7 - Tempat Rahasia

34 3 0
                                    

𝔸𝕜𝕦 𝕓𝕖𝕟𝕔𝕚 𝕥𝕒𝕜𝕕𝕚𝕣
𝕐𝕒𝕟𝕘 𝕥𝕖𝕝𝕒𝕙 𝕞𝕖𝕞𝕡𝕖𝕣𝕥𝕖𝕞𝕦𝕜𝕒𝕟
𝕃𝕒𝕝𝕦 𝕕𝕚 𝕒𝕜𝕙𝕚𝕣 𝕞𝕖𝕞𝕚𝕤𝕒𝕙𝕜𝕒𝕟

________



Sekitar lima belas menit perjalanan, kami akhirnya sampai di tempat tujuan. Pantai. 

Harum garam laut menyeruak memasuki penciumanku. Suara ombak dan angin yang berpadu membuat telingaku serasa terlahir kembali. Cahaya oranye matahari yang hangat, mulai terganti dengan aura biru sang bulan. Bintang-bintang perlahan bermunculan, menghias langit malam yang dingin.

Segar rasanya. 

Aku dan Ernest berjalan mendekati tepi laut, menghadap bulan yang kian jelas wujudnya. Tidak ada yang bicara. Hanya berdampingan dan mendongak ke atas langit, sambil sesekali melirik ombak. Kesunyian ini terlalu nyaman untuk dihancurkan.

Lucu sekali. Pada tahun 2021, minggu depan harusnya aku pergi ke luar kota. Ada undangan pernikahan dari saudara jauh dan letaknya pun di pantai. Dari jauh-jauh hari aku sudah menantikan saat itu. Betapa rindunya aku dengan tempat buatan alam ini.

Namun sekarang aku menghilang dari mereka. Keluargaku pasti sedang mencariku. Mungkin juga, rencana ke luar kota akan digagalkan oleh ayahku karena aku menghilang secara misterius.

Ah, lagi-lagi aku kembali sendu. Aku tak pandai berbohong dengan ekspresi. Bahkan tiap kali aku menangis diam-diam di kamar, entah dari mana ibuku datang dan aku ketahuan. Tidak peduli seberapa keras aku berbohong bahwa aku tidak apa-apa, ibu akan selalu bertanya dan membuat tangisku semakin kencang.

Dan kini Ernest yang menangkap ekspresi sedihku.

"Ada apa?" Dia bertanya, persis seperti ibu. Aku menggeleng, berusaha memalsukan ekspresi.

Aku tidak mau semakin ketahuan. Jadi aku mengambil beberapa langkah lebih maju. Supaya Ernest tidak dapat melihat wajahku. Aku yakin kalian mengerti, kalau lagi menahan tangis dan ditanya, pasti pertahanan langsung runtuh. Sungguh, aku benci dengan hal itu.

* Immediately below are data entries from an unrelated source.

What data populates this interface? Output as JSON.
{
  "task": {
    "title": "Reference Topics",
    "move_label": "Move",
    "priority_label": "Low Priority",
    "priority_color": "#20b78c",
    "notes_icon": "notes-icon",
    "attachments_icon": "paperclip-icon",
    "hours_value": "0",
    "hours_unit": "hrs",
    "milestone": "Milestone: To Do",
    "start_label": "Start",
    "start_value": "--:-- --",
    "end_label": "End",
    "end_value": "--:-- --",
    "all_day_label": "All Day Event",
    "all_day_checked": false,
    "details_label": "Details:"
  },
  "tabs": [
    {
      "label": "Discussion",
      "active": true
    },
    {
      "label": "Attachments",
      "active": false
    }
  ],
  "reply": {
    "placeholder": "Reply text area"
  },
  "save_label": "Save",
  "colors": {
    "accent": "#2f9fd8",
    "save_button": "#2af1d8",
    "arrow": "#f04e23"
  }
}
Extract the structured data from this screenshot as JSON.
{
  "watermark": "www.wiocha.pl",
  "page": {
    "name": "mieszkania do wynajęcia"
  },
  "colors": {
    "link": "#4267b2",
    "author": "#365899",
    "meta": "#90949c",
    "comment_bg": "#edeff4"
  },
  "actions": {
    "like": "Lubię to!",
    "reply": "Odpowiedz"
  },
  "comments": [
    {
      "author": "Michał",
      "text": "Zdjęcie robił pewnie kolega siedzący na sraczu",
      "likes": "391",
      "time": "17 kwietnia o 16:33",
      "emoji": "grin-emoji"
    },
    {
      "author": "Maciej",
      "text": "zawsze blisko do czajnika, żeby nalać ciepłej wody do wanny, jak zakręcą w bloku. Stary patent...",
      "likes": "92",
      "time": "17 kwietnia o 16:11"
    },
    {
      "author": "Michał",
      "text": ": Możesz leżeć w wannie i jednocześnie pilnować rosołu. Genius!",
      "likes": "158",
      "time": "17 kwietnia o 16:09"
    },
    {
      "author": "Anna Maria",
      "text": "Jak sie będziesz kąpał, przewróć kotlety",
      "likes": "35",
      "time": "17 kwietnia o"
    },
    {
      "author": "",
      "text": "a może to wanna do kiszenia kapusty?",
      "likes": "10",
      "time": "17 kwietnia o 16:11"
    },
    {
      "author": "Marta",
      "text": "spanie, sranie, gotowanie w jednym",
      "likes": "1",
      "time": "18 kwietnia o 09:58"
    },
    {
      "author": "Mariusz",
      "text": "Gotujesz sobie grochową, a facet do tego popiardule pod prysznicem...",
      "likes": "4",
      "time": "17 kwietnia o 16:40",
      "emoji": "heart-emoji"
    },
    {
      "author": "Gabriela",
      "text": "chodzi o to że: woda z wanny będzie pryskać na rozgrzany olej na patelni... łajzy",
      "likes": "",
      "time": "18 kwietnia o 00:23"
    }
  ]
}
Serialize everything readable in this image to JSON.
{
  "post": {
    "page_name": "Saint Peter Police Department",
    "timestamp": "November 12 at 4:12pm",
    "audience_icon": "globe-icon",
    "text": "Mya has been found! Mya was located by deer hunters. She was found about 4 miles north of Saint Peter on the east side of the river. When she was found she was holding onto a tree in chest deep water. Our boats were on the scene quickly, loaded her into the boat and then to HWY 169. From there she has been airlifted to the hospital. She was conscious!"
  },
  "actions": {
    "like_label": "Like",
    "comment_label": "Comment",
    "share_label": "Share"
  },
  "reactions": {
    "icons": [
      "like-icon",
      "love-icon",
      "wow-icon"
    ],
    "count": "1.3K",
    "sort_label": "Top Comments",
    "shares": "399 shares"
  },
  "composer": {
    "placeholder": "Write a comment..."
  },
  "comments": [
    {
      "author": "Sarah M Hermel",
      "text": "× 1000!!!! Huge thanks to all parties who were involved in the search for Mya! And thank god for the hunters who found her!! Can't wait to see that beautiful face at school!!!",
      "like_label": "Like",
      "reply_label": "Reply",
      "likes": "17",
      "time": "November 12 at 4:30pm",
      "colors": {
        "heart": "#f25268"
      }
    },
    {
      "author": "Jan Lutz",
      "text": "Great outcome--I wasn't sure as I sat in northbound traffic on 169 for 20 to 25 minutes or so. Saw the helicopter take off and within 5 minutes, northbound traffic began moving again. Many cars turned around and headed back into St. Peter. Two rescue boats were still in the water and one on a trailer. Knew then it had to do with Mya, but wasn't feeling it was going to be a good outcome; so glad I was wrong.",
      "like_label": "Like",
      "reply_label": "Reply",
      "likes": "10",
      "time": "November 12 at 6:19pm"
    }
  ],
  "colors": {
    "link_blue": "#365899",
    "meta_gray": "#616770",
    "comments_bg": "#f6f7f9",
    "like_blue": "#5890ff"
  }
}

Kupikir Ernest hanya akan diam. Ternyata dia mengikuti langkahku dan berdiri di hadapanku. Menghalang pemandangan sang bulan, karena dia jauh lebih tinggi dariku.

Aku tidak mendongak menatapnya, tapi melirik ke arah kanan. Berusaha memalingkan pandangan. Lagi-lagi, Ernest tidak membiarkanku lolos begitu saja. Dia memiringkan kepala, mengikuti kemana pun mataku bergerak. Alhasil, aku menyerah dan menatap mata Ernest.

"Kau menghalangi bulannya, tahu?" Ucapku dengan wajah ditekuk.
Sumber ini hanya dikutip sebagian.